NAME
wgs2ncbi - prepares whole genome sequencing projects for submission to NCBI
SYNOPSIS
Usage: wgs2ncbi [action] -conf [config file]
Typically, you will run the following sequence of commands:
$ wgs2ncbi prepare -conf config.ini
$ wgs2ncbi process -conf config.ini
$ wgs2ncbi convert -conf config.ini
$ wgs2ncbi prune -conf config.ini
$ wgs2ncbi trim -conf config.ini
$ wgs2ncbi compress -conf config.ini
The prepare
and compress
steps will be one time operations, but process
, convert
, trim
and prune
may be iterative, depending on the feedback you will get from NCBI (e.g. about invalid product names, unmasked adaptor sequences, and other problematic regions).
DESCRIPTION
wgs2ncbi
is a script that helps users prepare submissions of annotated, whole genomes to NCBI. It does this by performing a number of actions that need to be taken in sequence. Each of these actions need to be invoked as a subcommand (i.e. wgs2ncbi [action]
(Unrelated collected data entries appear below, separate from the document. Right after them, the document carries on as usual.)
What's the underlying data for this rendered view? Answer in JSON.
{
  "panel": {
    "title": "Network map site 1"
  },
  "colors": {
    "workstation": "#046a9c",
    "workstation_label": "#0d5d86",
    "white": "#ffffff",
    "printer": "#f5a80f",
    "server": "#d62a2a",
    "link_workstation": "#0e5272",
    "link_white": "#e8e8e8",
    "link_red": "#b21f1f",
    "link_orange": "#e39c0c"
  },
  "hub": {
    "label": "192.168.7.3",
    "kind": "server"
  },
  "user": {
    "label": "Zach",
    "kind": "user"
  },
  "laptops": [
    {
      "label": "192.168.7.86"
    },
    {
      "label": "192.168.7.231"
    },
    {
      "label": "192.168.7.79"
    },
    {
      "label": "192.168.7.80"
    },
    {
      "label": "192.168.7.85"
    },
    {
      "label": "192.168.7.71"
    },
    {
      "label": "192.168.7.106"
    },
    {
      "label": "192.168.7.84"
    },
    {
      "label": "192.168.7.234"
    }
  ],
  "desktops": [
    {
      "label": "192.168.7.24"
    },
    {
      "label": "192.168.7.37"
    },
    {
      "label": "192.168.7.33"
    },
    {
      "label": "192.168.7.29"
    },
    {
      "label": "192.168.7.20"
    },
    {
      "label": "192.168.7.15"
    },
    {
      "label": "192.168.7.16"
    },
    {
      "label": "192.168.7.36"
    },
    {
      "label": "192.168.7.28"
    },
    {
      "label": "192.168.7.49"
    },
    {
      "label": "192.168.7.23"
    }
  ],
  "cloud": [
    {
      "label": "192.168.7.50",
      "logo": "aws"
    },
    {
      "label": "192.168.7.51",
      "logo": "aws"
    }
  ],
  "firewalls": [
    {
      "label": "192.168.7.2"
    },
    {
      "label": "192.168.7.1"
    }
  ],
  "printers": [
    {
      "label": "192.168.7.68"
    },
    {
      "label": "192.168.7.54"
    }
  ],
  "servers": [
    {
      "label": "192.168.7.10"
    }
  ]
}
), which will run for a certain amount of time. The actions are documented more fully in the module of functions that this script is based on. Links to the respective, expanded documentation sections are given below. Here follows a brief description of the actions:
prepare
Prepares the rest of the procedure by expanding the single genome annotation file into separate files, one for each contig. See "prepare" in Bio::WGS2NCBI.
process
Processes the genome by writing out feature tables and masking contig segments as needed.
convert
Converts the masked contigs and feature tables into ASN.1 using tbl2asn.
prune
Based on a validation file from NCBI, makes pruned versions of feature tables that omit features within regions identified by NCBI.
trim
Trims leading and trailing NNNs from sequence files and feature tables.
compress
Packs the ASN.1 files into a .tar.gz archive for upload to NCBI.